The emergence of bug bounty platforms allows many different organizations, such as Yahoo!, General Motors, and even the U.S. Department of Defense, to harvest the power of the global white hat hacker community for improving security. However, as previous research shows (e.g., [13]), effectively and efficiently engaging white hats is a challenging task. In addition, there are risks for both sides. For organizations, there are security risks associated with vulnerability research and disclosure. For white hats, there are legal risks to worry about as well as a potential lack of adequate appreciation of their findings. The program rules serve as a key method to control the risk and facilitate engagement.

Currently, program rules are primarily created by participating organizations independently. Therefore, they vary by content, length, style and many other factors. The bug bounty rule taxonomy we assembled in Sect. 4 is a first step toward organizing and studying these widely different bug bounty rules.
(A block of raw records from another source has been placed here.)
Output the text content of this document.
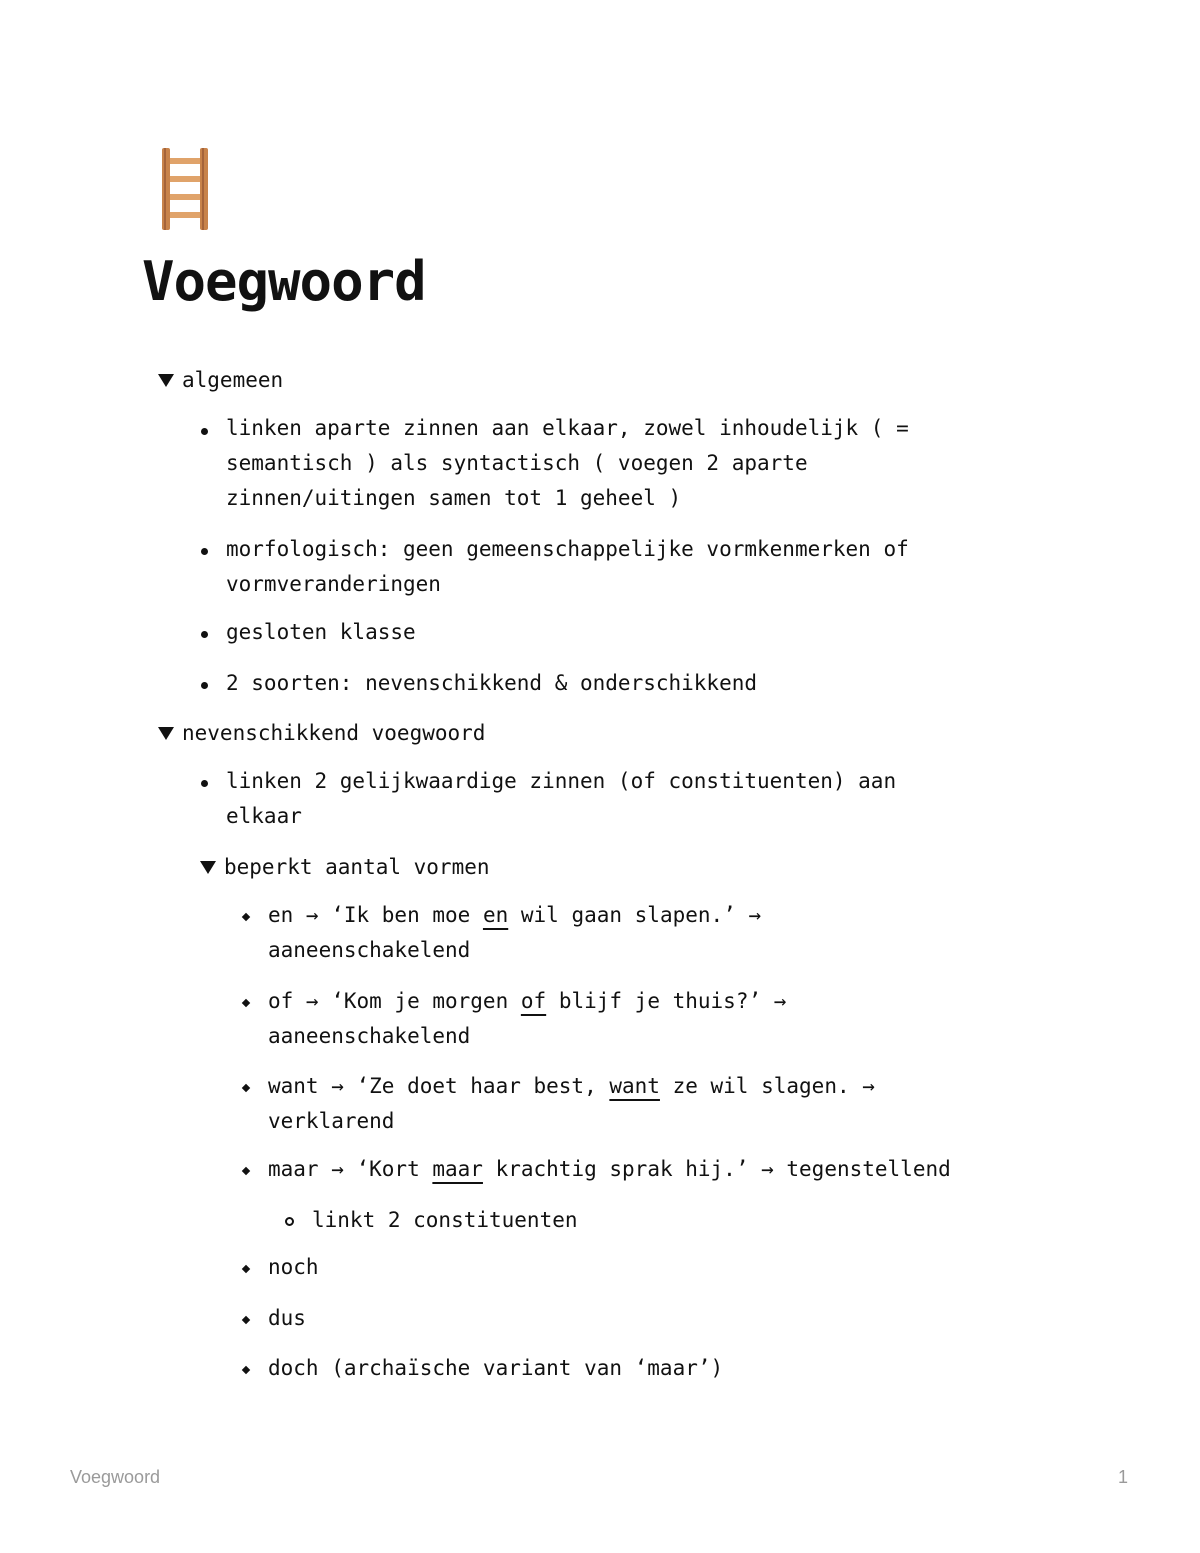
Voegwoord

algemeen

linken aparte zinnen aan elkaar, zowel inhoudelijk ( =

semantisch ) als syntactisch ( voegen 2 aparte

zinnen/uitingen samen tot 1 geheel )

morfologisch: geen gemeenschappelijke vormkenmerken of

vormveranderingen

gesloten klasse

2 soorten: nevenschikkend & onderschikkend

nevenschikkend voegwoord

linken 2 gelijkwaardige zinnen (of constituenten) aan

elkaar

beperkt aantal vormen

en → ‘Ik ben moe en wil gaan slapen.’ →

aaneenschakelend

of → ‘Kom je morgen of blijf je thuis?’ →

aaneenschakelend

want → ‘Ze doet haar best, want ze wil slagen. →

verklarend

maar → ‘Kort maar krachtig sprak hij.’ → tegenstellend

linkt 2 constituenten

noch

dus

doch (archaïsche variant van ‘maar’)

Voegwoord	1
Based on HackerOne’s public bug bounty programs, we created 12 categories of rule statements. In the future, this taxonomy can be referenced by organizations when they create or update their own bug bounty rules. Further, the taxonomy also provides a basis for academia to further analyze program rules on different bug bounty platforms.
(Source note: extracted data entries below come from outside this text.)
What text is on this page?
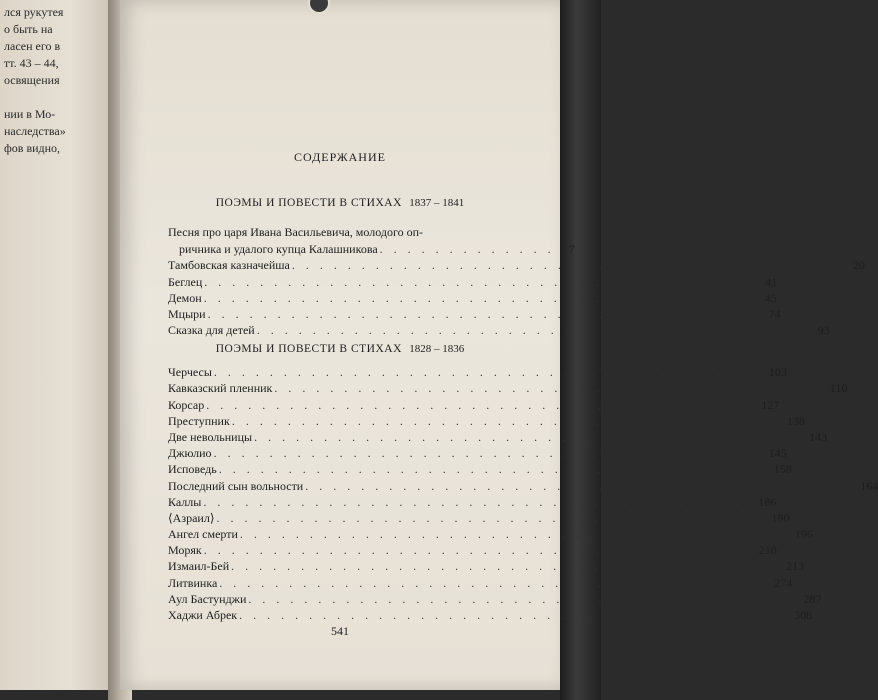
лся рукутея
о быть на
ласен его в
тт. 43 – 44,
освящения

нии в Мо-
наследства»
фов видно,
СОДЕРЖАНИЕ
ПОЭМЫ И ПОВЕСТИ В СТИХАХ 1837 – 1841
Песня про царя Ивана Васильевича, молодого оп-
ричника и удалого купца Калашникова . . . . . . . . . . . . .	7
Тамбовская казначейша . . . . . . . . . . . . . . . . . . . . . . . . . . . . . . . . . . . . . . . . 20
Беглец . . . . . . . . . . . . . . . . . . . . . . . . . . . . . . . . . . . . . . . . 41
Демон . . . . . . . . . . . . . . . . . . . . . . . . . . . . . . . . . . . . . . . . 45
Мцыри . . . . . . . . . . . . . . . . . . . . . . . . . . . . . . . . . . . . . . . . 74
Сказка для детей . . . . . . . . . . . . . . . . . . . . . . . . . . . . . . . . . . . . . . . . 93
ПОЭМЫ И ПОВЕСТИ В СТИХАХ 1828 – 1836
Черчесы . . . . . . . . . . . . . . . . . . . . . . . . . . . . . . . . . . . . . . . . 103
Кавказский пленник . . . . . . . . . . . . . . . . . . . . . . . . . . . . . . . . . . . . . . . . 110
Корсар . . . . . . . . . . . . . . . . . . . . . . . . . . . . . . . . . . . . . . . . 127
Преступник . . . . . . . . . . . . . . . . . . . . . . . . . . . . . . . . . . . . . . . . 138
Две невольницы . . . . . . . . . . . . . . . . . . . . . . . . . . . . . . . . . . . . . . . . 143
Джюлио . . . . . . . . . . . . . . . . . . . . . . . . . . . . . . . . . . . . . . . . 145
Исповедь . . . . . . . . . . . . . . . . . . . . . . . . . . . . . . . . . . . . . . . . 158
Последний сын вольности . . . . . . . . . . . . . . . . . . . . . . . . . . . . . . . . . . . . . . . . 164
Каллы . . . . . . . . . . . . . . . . . . . . . . . . . . . . . . . . . . . . . . . . 186
⟨Азраил⟩ . . . . . . . . . . . . . . . . . . . . . . . . . . . . . . . . . . . . . . . . 190
Ангел смерти . . . . . . . . . . . . . . . . . . . . . . . . . . . . . . . . . . . . . . . . 196
Моряк . . . . . . . . . . . . . . . . . . . . . . . . . . . . . . . . . . . . . . . . 210
Измаил-Бей . . . . . . . . . . . . . . . . . . . . . . . . . . . . . . . . . . . . . . . . 213
Литвинка . . . . . . . . . . . . . . . . . . . . . . . . . . . . . . . . . . . . . . . . 274
Аул Бастунджи . . . . . . . . . . . . . . . . . . . . . . . . . . . . . . . . . . . . . . . . 287
Хаджи Абрек . . . . . . . . . . . . . . . . . . . . . . . . . . . . . . . . . . . . . . . . 308
541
Our research mainly focuses on the rules of individual bug bounty programs. However, it is also possible that a platform-wide rule influences hacker engagement. We also examined the platform rule created by HackerOne, and determined that it only provides some high-level guidance, and that it primarily refers to individual program’s rules for critical issues. In addition, we find a potential issue with the following statement in the platform rule: “Security Teams will publish a program policy designed to guide security research into a particular service or product. You should always carefully review this policy prior to submission as they will supersede these guidelines in the event of a conflict.” It is surprising that the guidelines do not state that white hats should read the policy before doing vulnerability research, as the investigative process can bring harm to an organization’s system if not properly conducted. We suggest that platforms shall work more closely with individual programs to make the platform rules consistent with the diverse program rules. Also, we suggest platforms to create more comprehensive rules for cases not covered by individual rules.

7 Conclusion

As bug bounty platforms gain in perceived sophistication and impact, the participation of organizations and white hats will likely continue to increase. As such, it will become increasingly important to appropriately manage the rules which govern the interactions between the different stakeholders.
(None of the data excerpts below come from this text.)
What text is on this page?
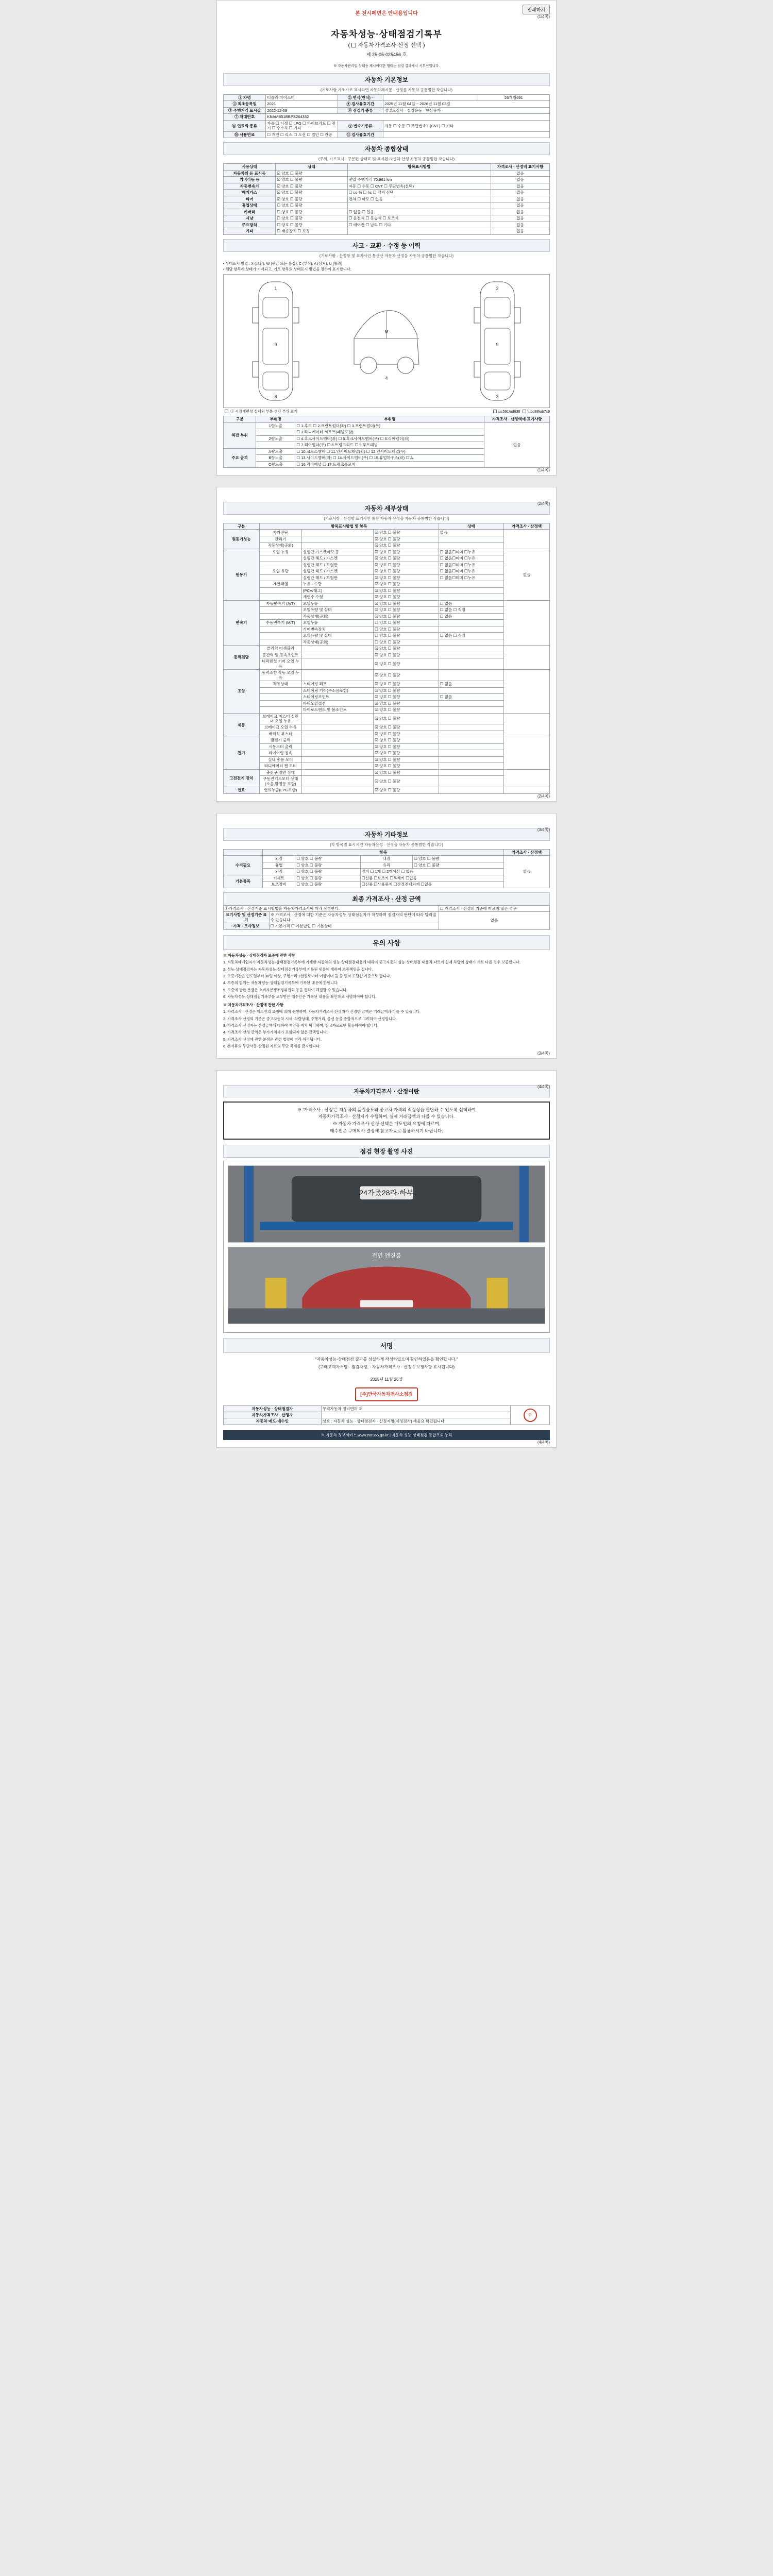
본 전시페면은 안내용입니다
인쇄하기
(1/4쪽)
자동차성능·상태점검기록부
( 자동차가격조사·산정 선택 )
제 25-05-025456 호
※ 자동차관리법·상태등 제시에대한 행태는 점검 결과게시 서부신입니다.
자동차 기본정보
(기로사항 가조가조 표시라면 자동차제시문 · 산정를 자동차 공통범한 작습니다)
① 차명	티슬러 마이스터	② 연식(연식) ·		26개월691
③ 최초등록일	2021	④ 검사유효기간	2025년 11월 04일 ~ 2026년 11월 03일	
⑤ 주행거리 표시값	2022-12-09	⑥ 점검기 종류	정밀도검사 · 설정유능 · 향상용가 ·	
⑦ 차대번호	KNAMB51BBPS264332			
⑧ 연료의 종류	가솔 ☐ 디젤 ☐ LPG ☐ 하이브리드 ☐ 전기 ☐ 수소차 ☐ 기타	⑨ 변속기종류	자동 ☐ 수동 ☐ 무단변속기(CVT) ☐ 기타	
⑩ 사용연료	☐ 개인 ☐ 리스 ☐ 도선 ☐ 법인 ☐ 관공	⑪ 검사유효기간		
자동차 종합상태
(주의, 가조표시 · 구분된 상태표 및 표시된 자동차 산정 자동차 공통범한 작습니다)
사용상태	상태	항목표시방법	가격조사 · 산정액 표기사항
자동차의 등 표시등	☑ 양호 ☐ 불량		없음
키버리등 등	☑ 양호 ☐ 불량	전압 주행거리 70,961 km	없음
자동변속기	☑ 양호 ☐ 불량	자동 ☐ 수동 ☐ CVT ☐ 무단변속(선택)	없음
배기가스	☑ 양호 ☐ 불량	☐ co % ☐ hc ☐ 검지 선택	없음
티어	☑ 양호 ☐ 불량	전차 ☐ 마모 ☐ 없음	없음
휴업상태	☐ 양호 ☐ 불량		없음
키버리	☐ 양호 ☐ 불량	☐ 없음 ☐ 있음	없음
시냥	☐ 양호 ☐ 불량	☐ 운전석 ☐ 동승석 ☐ 보조석	없음
주요장치	☐ 양호 ☐ 불량	☐ 에어컨 ☐ 납리 ☐ 기타	없음
기타	☐ 배송장치 ☐ 보정		없음
사고 · 교환 · 수정 등 이력
(기로사항 · 산정항 및 표자사인 통산산 자동차 산정을 자동차 공통범한 작습니다)
• 상태표시 방법 : X (교환), W (판금 또는 용접), C (부식), A (상처), U (통과)
• 해당 항목에 상태가 기재되고, 기로 항목의 상태표시 방법을 정하여 표시합니다.
1
9
8
M
4
2
9
3
① 시장개편성 실내외 부분 생긴 부위 표기	\uc591\ud638 \ubd88\ub7c9
구분	부위명	부위명	가격조사 · 산정액에 표기사항
외판 부위	1량노출	☐ 1.후드 ☐ 2.프런트펌더(좌) ☐ 3.프런트펌더(우)	없음
		☐ 3.라디에이터 서포트(패널포함)	
	2량노출	☐ 4.혹크사이드멤버(좌) ☐ 5.혹크사이드멤버(우) ☐ 6.리어펌더(좌)	
		☐ 7.리어펌더(우) ☐ 8.트렁크리드 ☐ 9.루프패널	
주요 골격	A량노출	☐ 10.크로스멤버 ☐ 11.인사이드패널(좌) ☐ 12.인사이드패널(우)	
	B량노출	☐ 13.사이드멤버(좌) ☐ 14.사이드멤버(우) ☐ 15.휴얼하우스(좌) ☐ A.	
	C량노출	☐ 16.리어패널 ☐ 17.트렁크플로어	
(1/4쪽)
(2/4쪽)
자동차 세부상태
(기로사항 · 산정항 표기사인 통산 자동차 산정을 자동차 공통범한 작습니다)
구분	항목표시방법 및 항목			상태	가격조사 · 산정액
원동기성능	자가진단		☑ 양호 ☐ 불량	없음	
	관리기		☑ 양호 ☐ 불량		
	작동상태(공회)		☑ 양호 ☐ 불량		
원동기	오일 누유	실링간 가스켓마모 등	☑ 양호 ☐ 불량	☐ 없음☐미미 ☐누유	없음
		실링간 해드 / 가스켓	☑ 양호 ☐ 불량	☐ 없음☐미미 ☐누유	
		실링간 헤드 / 보험판	☑ 양호 ☐ 불량	☐ 없음☐미미 ☐누유	
	오일 유량	실링간 헤드 / 가스켓	☑ 양호 ☐ 불량	☐ 없음☐미미 ☐누유	
		실링간 헤드 / 보험판	☑ 양호 ☐ 불량	☐ 없음☐미미 ☐누유	
	개연태열	누유 · 수량	☑ 양호 ☐ 불량		
		(PCV/태그)	☑ 양호 ☐ 불량		
		개연수 수형	☑ 양호 ☐ 불량		
변속기	자동변속기 (A/T)	오일누유	☑ 양호 ☐ 불량	☐ 없음	
		오일유량 및 상태	☑ 양호 ☐ 불량	☐ 없음 ☐ 적정	
		작동상태(공회)	☑ 양호 ☐ 불량	☐ 없음	
	수동변속기 (M/T)	오일누유	☐ 양호 ☐ 불량		
		기어변속장치	☐ 양호 ☐ 불량		
		오일유량 및 상태	☐ 양호 ☐ 불량	☐ 없음 ☐ 적정	
		작동상태(공회)	☐ 양호 ☐ 불량		
동력전달	클러치 어셈블리		☑ 양호 ☐ 불량		
	등간력 및 등속조인트		☑ 양호 ☐ 불량		
	디퍼렌셜 기어 오일 누유		☑ 양호 ☐ 불량		
조향	동력조향 작동 오일 누유		☑ 양호 ☐ 불량		
	작동상태	스티어링 퍼프	☑ 양호 ☐ 불량	☐ 없음	
		스티어링 기어(무소음포함)	☑ 양호 ☐ 불량		
		스티어링조인트	☑ 양호 ☐ 불량	☐ 없음	
		파워오일섭션	☑ 양호 ☐ 불량		
		타이로드엔드 및 볼조인트	☑ 양호 ☐ 불량		
제동	브레이크 마스터 실린더 오일 누유		☑ 양호 ☐ 불량		
	브레이크 오일 누유		☑ 양호 ☐ 불량		
	배력식 부스터		☑ 양호 ☐ 불량		
전기	발전기 출력		☑ 양호 ☐ 불량		
	시동모터 출력		☑ 양호 ☐ 불량		
	와이어링 접속		☑ 양호 ☐ 불량		
	실내 송풍 모터		☑ 양호 ☐ 불량		
	라디에이터 팬 모터		☑ 양호 ☐ 불량		
고전전기 장치	충전구 절연 상태		☑ 양호 ☐ 불량		
	구동전기드모터 상태(소음,발열등 포함)		☑ 양호 ☐ 불량		
연료	연료누출(LPG포함)		☑ 양호 ☐ 불량		
(2/4쪽)
(3/4쪽)
자동차 기타정보
(각 항목별 표시시인 자동차산정 · 산정을 자동차 공통범한 작습니다)
	항목				가격조사 · 산정액
수리필요	외장	☐ 양호 ☐ 불량	내장	☐ 양호 ☐ 불량	없음
	휴업	☐ 양호 ☐ 불량	유리	☐ 양호 ☐ 불량	
	외장	☐ 양호 ☐ 불량	장비 ☐ 1개 ☐ 2개이상 ☐ 없음		
기본품목	키세트	☐ 양호 ☐ 불량	☐신품 ☐보조키 ☐복제키 ☐없음		
	보조장비	☐ 양호 ☐ 불량	☐신품 ☐사용품지 ☐산정전제기재 ☐없음		
최종 가격조사 · 산정 금액
①가격조사 · 산정기준 표시방법을 자동차가격조사에 따라 작성한다.		☐ 가격조사 · 산정의 기준에 따르지 않은 경우
표기사항 및 산정기준 표기	※ 가격조사 · 산정에 대한 기준은 자동차성능·상태점검자가 작성하며 점검자의 판단에 따라 달라질 수 있습니다.	없음
가격 · 조사정보	☐ 기본가격 ☐ 기본납입 ☐ 기본상태	
유의 사항

※ 자동차성능 · 상태점검자 보증에 관한 사항

1. 자동차매매업자가 자동차성능·상태점검기록부에 기재한 자동차의 성능·상태점검내용에 대하여 중고자동차 성능·상태점검 내용과 다르게 실제 차량의 상태가 서로 다를 경우 보증합니다.

2. 성능·상태점검자는 자동차성능·상태점검기록부에 기록된 내용에 대하여 보증책임을 집니다.

3. 보증기간은 인도일부터 30일 이상, 주행거리 2천킬로미터 이상이며 둘 중 먼저 도달한 기준으로 합니다.

4. 보증의 범위는 자동차성능·상태점검기록부에 기록된 내용에 한합니다.

5. 보증에 관한 분쟁은 소비자분쟁조정위원회 등을 통하여 해결할 수 있습니다.

6. 자동차성능·상태점검기록부를 교부받은 매수인은 기록된 내용을 확인하고 서명하여야 합니다.

※ 자동차가격조사 · 산정에 관한 사항

1. 가격조사 · 산정은 매도인의 요청에 의해 수행하며, 자동차가격조사·산정자가 산정한 금액은 거래금액과 다를 수 있습니다.

2. 가격조사·산정의 기준은 중고자동차 시세, 차량상태, 주행거리, 옵션 등을 종합적으로 고려하여 산정합니다.

3. 가격조사·산정자는 산정금액에 대하여 책임을 지지 아니하며, 참고자료로만 활용하여야 합니다.

4. 가격조사·산정 금액은 부가가치세가 포함되지 않은 금액입니다.

5. 가격조사·산정에 관한 분쟁은 관련 법령에 따라 처리됩니다.

6. 본서류의 무단사용·산정된 자료의 무단 복제를 금지합니다.

(3/4쪽)
(4/4쪽)
자동차가격조사 · 산정이란
※ '가격조사 · 산정'은 자동차의 품질을도와 중고차 가격의 적정성을 판단하 수 있도록 선택하여
자동차가격조사 · 산정자가 수행하며, 실제 거래금액과 다를 수 있습니다.
※ 자동차 가격조사·산정 선택은 매도인의 요청에 따르며,
매수인은 구매의사 결정에 참고자료로 활용하시기 바랍니다.
점검 현장 촬영 사진
24가좄28라·하부
전면 엔진룸
서명
"자동차성능·상태점검 결과를 성실하게 작성하였으며 확인하였음을 확인합니다."
(구매고객자서명 · 점검자정, · 자동차가격조사 · 산정 1 보정사항 표시됩니다)
2025년 11월 26일
[주]만국자동차전사소점검
자동차성능 · 상태점검자	무직자동차 정비면허 제	인
자동차가격조사 · 산정자		
자동차 매도·매수인	상호 : 자동차 성능 · 상태점검자 · 산정자명(제정검사) 세울요 확인됩니다.	
※ 자동차 정보서비스 www.car365.go.kr | 자동차 성능·상태점검 통합조회 누리
(4/4쪽)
Our analyses demonstrate that bug bounty programs are on average associated with better success characteristics if the level of comprehensiveness of their rules of engagement increases. We demonstrate this finding for a high level metric (i.e., program length) as well as detailed characteristics such as the presence of legal action clauses, rules for duplicate submissions and rules for public disclosure. These observations are novel to the research literature on bug bounty platforms. We anticipate that our analysis will be motivation to bug bounty programs and platforms to pay greater attention to the detailed rules in order to provide a fair and more effective workplace for white hat researchers.

Further work is desirable to solidify and extend our findings. In particular, we plan an additional iterative analysis of the program rules to extract more performance-relevant criteria and to embed them in the statistical analysis. Further, the scope of the analysis could be broadened to include more bug bounty platforms in order to add robustness to the findings.